Setiap orang mempunyai caranya tersendiri untuk peduli.
"Geseran sini coba Fel." Aska menggerakkan tangannya, memanggil Fely yang menjaga jarak antar mereka berdua. Gadis itu entah sengaja atau tidak, dia tidak mau mendekat ke arah Aska, dan itu membuat sesuatu dalam diri Aska terluka. Ego.
"Gue di sini aja dah, Ka. Lebih adem." Kembali menolak Aska, Fely tersenyum. Bukan tidak suka, tapi, dia hanya ingin menenangkan diri sejenak. Hampir seharian ini, debaran jantungnya tidak bisa ia cegah untuk berdebar kencang karena terus berdekatan dengan cowok itu. Dia menyadari dia mulai suka dengan Aska, hanya saja dia masih ragu dengan apa yang terjadi.

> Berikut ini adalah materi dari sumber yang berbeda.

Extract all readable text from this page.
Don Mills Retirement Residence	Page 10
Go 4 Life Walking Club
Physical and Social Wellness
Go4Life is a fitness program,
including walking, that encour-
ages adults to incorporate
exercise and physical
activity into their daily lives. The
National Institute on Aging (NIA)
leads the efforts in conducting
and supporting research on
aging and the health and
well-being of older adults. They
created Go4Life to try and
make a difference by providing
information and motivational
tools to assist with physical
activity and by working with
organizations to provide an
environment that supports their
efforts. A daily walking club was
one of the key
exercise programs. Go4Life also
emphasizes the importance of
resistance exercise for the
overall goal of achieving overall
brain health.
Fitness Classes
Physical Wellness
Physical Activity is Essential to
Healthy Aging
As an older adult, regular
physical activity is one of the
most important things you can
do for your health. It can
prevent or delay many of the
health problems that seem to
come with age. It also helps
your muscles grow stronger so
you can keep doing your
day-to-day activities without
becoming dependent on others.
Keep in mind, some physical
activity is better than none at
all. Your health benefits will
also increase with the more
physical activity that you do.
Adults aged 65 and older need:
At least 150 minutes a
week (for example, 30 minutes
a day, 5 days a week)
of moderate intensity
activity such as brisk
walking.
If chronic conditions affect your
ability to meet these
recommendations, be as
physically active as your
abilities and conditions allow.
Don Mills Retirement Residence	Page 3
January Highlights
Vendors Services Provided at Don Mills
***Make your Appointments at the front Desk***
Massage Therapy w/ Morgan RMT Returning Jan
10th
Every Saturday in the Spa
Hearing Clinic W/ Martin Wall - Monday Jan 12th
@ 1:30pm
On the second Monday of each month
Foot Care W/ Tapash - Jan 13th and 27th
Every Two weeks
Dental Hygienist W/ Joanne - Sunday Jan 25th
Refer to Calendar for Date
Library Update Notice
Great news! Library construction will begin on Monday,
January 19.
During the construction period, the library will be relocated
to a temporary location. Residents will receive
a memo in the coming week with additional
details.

Tak mau mendengar alasan, Aska mengulurkan tangannya menyentuh lengan Fely untuk mendekatinya. Mereka memang duduk berdampingan, namun, Fely duduk paling ujung sofa, membuar mereka seperti orang yang tengah marahan.

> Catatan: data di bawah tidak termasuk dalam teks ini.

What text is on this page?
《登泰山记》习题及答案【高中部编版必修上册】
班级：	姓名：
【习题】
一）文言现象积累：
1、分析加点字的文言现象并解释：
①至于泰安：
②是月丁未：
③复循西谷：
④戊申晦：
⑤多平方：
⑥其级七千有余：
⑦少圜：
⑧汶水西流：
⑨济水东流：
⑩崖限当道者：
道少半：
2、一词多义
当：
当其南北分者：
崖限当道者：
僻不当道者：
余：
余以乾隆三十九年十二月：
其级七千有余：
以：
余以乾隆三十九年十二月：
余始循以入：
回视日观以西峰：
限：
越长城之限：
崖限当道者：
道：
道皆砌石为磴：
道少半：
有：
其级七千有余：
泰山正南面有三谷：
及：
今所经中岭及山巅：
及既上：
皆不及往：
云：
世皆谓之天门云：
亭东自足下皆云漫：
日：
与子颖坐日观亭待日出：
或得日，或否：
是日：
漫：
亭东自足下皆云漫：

"Kenapa? Mukanya kenapa?" Aska mengulum senyumnya, ia masih tidak melepaskan tangan Felly. Sengaja, ia memajukan wajahnya, ingin melihat wajah Fely. Dia sudah merencanakannya dengan baik apa saja yang akan dia lakukan untuk membuat gadis itu jatuh cinta. Selama ini sudah berjalan lancar.
"Nggak apa-apa."
Aska semakin puas dengan apa yang ia dengar. Suara Fely rendah, gadis itu malu, dan Aska paham. Tangan satunya ia ulur, mengambil rambut yang kini menutupi sisi wajah Fely.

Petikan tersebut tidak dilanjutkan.